Ghoolion’s plan was both simple and perfidious. What he needed for his experiments was a compendium of alchemistic knowledge, his own and other people’s. It would not, unfortunately, suffice to toss an alchemistic encyclopedia and his own scientific notes into the cauldron and boil
them up together, as the quacks of olden days might have done. No, according to his calculations that knowledge had to be transmitted from one brain to another by telepathic means. He would have to drum it into the little Crat’s head in the old-fashioned way, so that he could boil it out again at a later stage. Echo was the only living creature in Malaisea capable of understanding him and absorbing his esoteric knowledge like a sponge. That was the true reason why the Alchemaster was willing to entrust the little Crat with something as well-guarded as the fundamental secrets of alchemy, together with the knowledge he himself had acquired.

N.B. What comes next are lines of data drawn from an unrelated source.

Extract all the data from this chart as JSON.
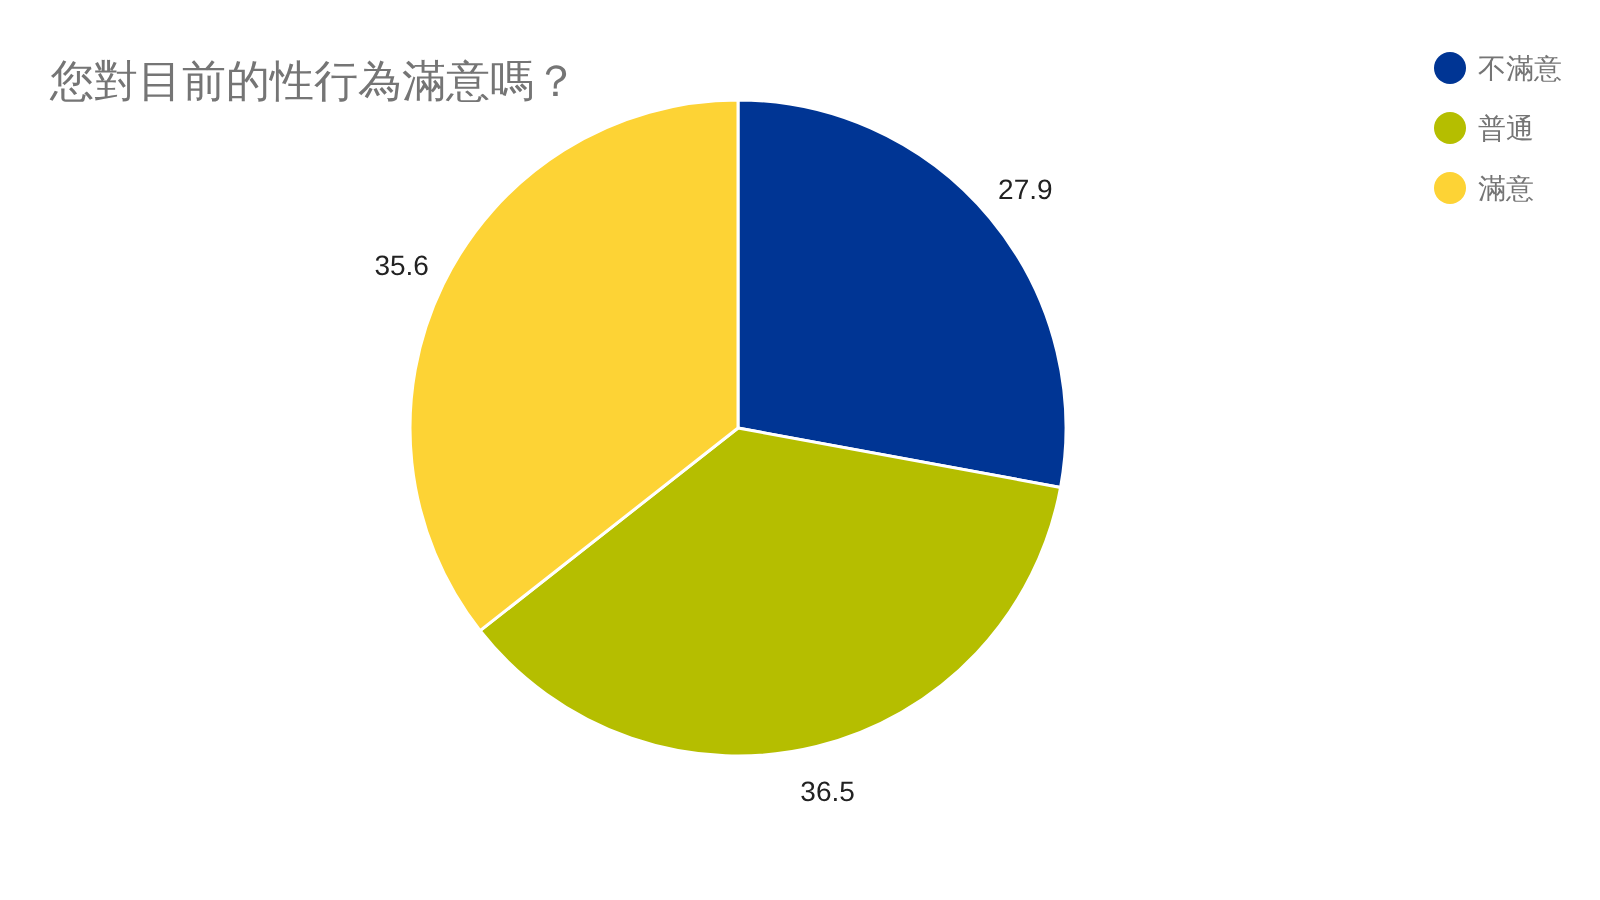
{
  "chart_data": {
    "type": "pie",
    "title": "您對目前的性行為滿意嗎？",
    "categories": [
      "不滿意",
      "普通",
      "滿意"
    ],
    "values": [
      27.9,
      36.5,
      35.6
    ],
    "colors": [
      "#003594",
      "#b5be00",
      "#fdd335"
    ],
    "data_labels": true,
    "legend": "top right"
  }
}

Meanwhile, Echo believed that all this was being done purely for his personal amusement and entertainment. Being haunted by dark thoughts of his impending doom whenever he wasn’t busy eating or sleeping, he welcomed any occasion on which Ghoolion favoured him with his presence and his fascinating store of expert knowledge. He believed that the old alchemist did this partly for reasons of vanity and partly from a pent-up desire to communicate bred by long years of solitude.

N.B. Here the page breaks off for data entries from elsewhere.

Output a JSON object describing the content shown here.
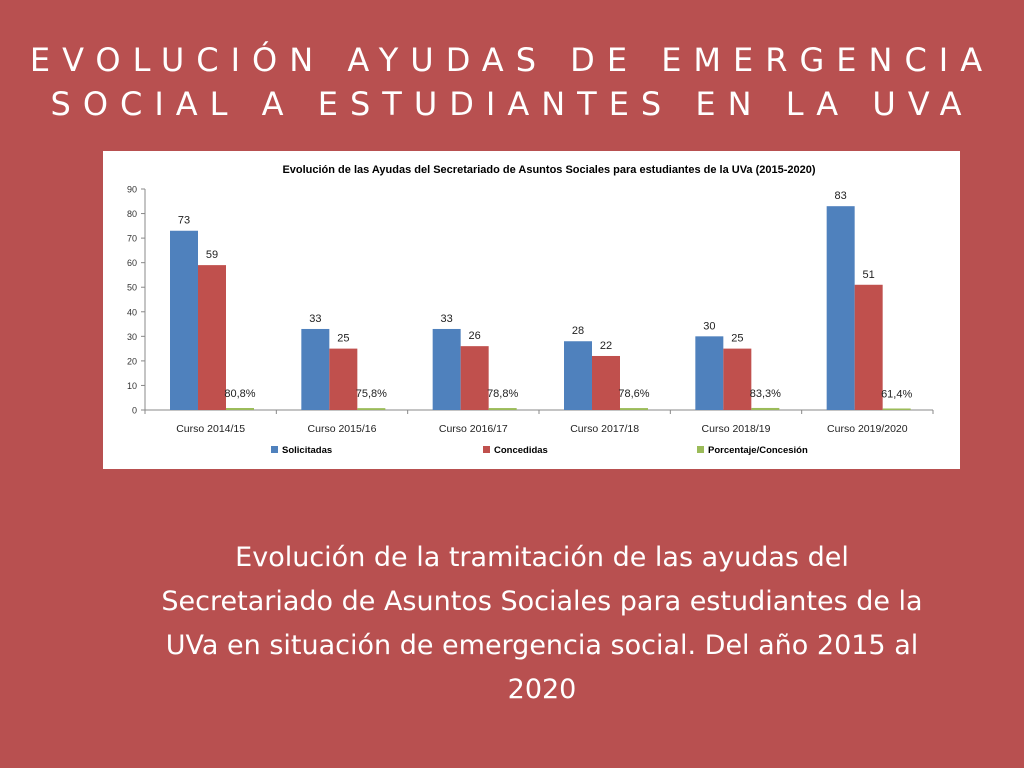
{
  "page": {
    "title_line1": "EVOLUCIÓN AYUDAS DE EMERGENCIA",
    "title_line2": "SOCIAL A ESTUDIANTES EN LA UVA",
    "caption": "Evolución de la tramitación de las ayudas del Secretariado de Asuntos Sociales para estudiantes de la UVa en situación de emergencia social. Del año 2015 al 2020"
  },
  "chart_data": {
    "type": "bar",
    "title": "Evolución de las Ayudas del Secretariado de Asuntos Sociales para estudiantes de la UVa (2015-2020)",
    "categories": [
      "Curso 2014/15",
      "Curso 2015/16",
      "Curso 2016/17",
      "Curso 2017/18",
      "Curso 2018/19",
      "Curso 2019/2020"
    ],
    "series": [
      {
        "name": "Solicitadas",
        "color": "#4f81bd",
        "values": [
          73,
          33,
          33,
          28,
          30,
          83
        ],
        "labels": [
          "73",
          "33",
          "33",
          "28",
          "30",
          "83"
        ]
      },
      {
        "name": "Concedidas",
        "color": "#c0504d",
        "values": [
          59,
          25,
          26,
          22,
          25,
          51
        ],
        "labels": [
          "59",
          "25",
          "26",
          "22",
          "25",
          "51"
        ]
      },
      {
        "name": "Porcentaje/Concesión",
        "color": "#9bbb59",
        "values": [
          0.808,
          0.758,
          0.788,
          0.786,
          0.833,
          0.614
        ],
        "labels": [
          "80,8%",
          "75,8%",
          "78,8%",
          "78,6%",
          "83,3%",
          "61,4%"
        ]
      }
    ],
    "ylim": [
      0,
      90
    ],
    "yticks": [
      0,
      10,
      20,
      30,
      40,
      50,
      60,
      70,
      80,
      90
    ],
    "xlabel": "",
    "ylabel": "",
    "legend": "bottom"
  }
}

You had to grant Ghoolion one thing: he was a brilliant teacher. Whenever he transformed himself into a sympathetic, omniscient mentor for Echo’s benefit, his whole demeanour changed. He sloughed off all his demonic, domineering, hectoring mannerisms like an ugly cocoon, his strident voice sank to a melodious murmur, his despotic manner vanished and his grim visage transformed itself into a kindly countenance.
He never gave Echo the feeling that he was teaching him something, far less drumming it into his head. No, Ghoolion’s lessons always took the form of a friendly chat, which only happened to touch on the weightiest problems of alchemy, and Echo played the carefree role of a naive prompter and questioner. He believed that all the mental exertion was undertaken by Ghoolion, who had to extract all this information from his vast treasure house of knowledge and expound it. In reality, however, it was Echo whose brains were being put to the test, because he was using a Crat’s true intellectual capacity for the very first time.